Our first focus for Library lessons in years 3 and 4 has been giving the children the tools to ensure that they are choosing the right book for them. I have seen many times, in many schools, students choosing books not based on interest, comprehension ability or purpose, but because the cover is pretty or their friends read it and they want to fit in. Books are a personal thing. Books are something that adults and kids alike need to choose because they want to sit with that particular book and take it all in. This is especially important for kids because the majority of their reading is for pleasure. Yes, we want them to learn to read and they have to read instructions to get through the day, but they have yet to be forced to pick up a copy of “Romeo and Juliet” to learn about the structure and meaning of Shakespeare’s works. For now, they should read because it makes them happy, it teaches them fun new things, and it makes them want to read even more, but I digress!
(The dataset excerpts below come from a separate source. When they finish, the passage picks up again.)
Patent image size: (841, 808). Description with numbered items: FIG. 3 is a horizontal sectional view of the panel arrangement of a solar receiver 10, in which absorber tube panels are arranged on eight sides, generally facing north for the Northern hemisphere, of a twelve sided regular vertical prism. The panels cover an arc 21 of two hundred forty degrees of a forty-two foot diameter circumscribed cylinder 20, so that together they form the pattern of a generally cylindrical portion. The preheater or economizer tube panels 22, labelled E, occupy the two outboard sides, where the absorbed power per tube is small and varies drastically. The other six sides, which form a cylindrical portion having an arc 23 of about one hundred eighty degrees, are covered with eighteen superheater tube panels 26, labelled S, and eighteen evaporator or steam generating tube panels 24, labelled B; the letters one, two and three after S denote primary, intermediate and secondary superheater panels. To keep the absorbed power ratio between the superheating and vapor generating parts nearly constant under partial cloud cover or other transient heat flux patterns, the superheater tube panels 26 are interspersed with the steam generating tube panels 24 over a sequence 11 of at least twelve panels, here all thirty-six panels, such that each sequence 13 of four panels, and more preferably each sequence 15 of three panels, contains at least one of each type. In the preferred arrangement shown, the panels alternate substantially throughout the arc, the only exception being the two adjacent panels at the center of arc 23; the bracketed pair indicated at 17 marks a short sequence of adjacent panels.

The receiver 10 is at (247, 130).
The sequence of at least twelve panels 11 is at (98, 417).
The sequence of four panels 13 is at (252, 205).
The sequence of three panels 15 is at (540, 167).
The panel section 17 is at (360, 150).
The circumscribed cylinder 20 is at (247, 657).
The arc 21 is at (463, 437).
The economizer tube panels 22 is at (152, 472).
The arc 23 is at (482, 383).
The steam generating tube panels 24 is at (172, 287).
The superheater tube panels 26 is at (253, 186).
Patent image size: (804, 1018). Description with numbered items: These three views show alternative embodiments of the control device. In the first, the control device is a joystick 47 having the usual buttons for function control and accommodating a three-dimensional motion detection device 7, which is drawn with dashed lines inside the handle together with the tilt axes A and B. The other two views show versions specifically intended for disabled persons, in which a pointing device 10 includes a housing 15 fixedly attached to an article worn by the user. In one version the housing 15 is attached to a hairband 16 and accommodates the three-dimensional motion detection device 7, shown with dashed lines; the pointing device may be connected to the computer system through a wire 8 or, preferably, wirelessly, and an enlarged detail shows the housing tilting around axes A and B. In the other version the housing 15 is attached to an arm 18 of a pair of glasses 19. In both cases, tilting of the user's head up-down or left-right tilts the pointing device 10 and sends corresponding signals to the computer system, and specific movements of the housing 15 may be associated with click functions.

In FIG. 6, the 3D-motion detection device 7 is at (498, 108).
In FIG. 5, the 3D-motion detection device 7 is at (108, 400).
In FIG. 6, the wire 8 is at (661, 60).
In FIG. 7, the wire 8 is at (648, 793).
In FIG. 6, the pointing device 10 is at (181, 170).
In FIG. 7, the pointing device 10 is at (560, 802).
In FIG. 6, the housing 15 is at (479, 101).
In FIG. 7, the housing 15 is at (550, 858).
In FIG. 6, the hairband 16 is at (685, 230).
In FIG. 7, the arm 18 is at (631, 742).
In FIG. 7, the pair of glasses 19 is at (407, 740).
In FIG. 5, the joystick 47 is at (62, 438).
We have provided the kids with an easy acronym that allows them to quickly analyse a book based on a few simple principals, these can be seen in the picture below.
Students were given a piece of paper much like the one above, but with empty boxes. When they picked their reading material for the week they were required to answer the questions posed above. Yes and No answers were not sufficient; they needed to provide reasons in the form of full sentences. While some children struggled a bit to fill in all the spaces, in the end they got there and I think gained a new appreciation for the reasons we choose books. A few of them even went and got new books after realising that the book may be too hard for them to comprehend or on further inspection didn’t interest them as much as they thought.
This week both classes started to do research about some of the authors that can be found in our library. They were all asked to pick an author and, by searching online, find 5 facts about that particular author. The plan is that each of them will make a poster with facts about their chosen author and place it near the location their books can be found. This will be another way that all year levels can assess which books they want to read. They may learn something interesting about an author they have never heard of and pick up a book that otherwise would have sat on the shelf!
When these posters are completed and displayed I hope to get some students to give a video tour of our “Authors in Residence” posters, which I will post here on the blog for all of you to have a look at.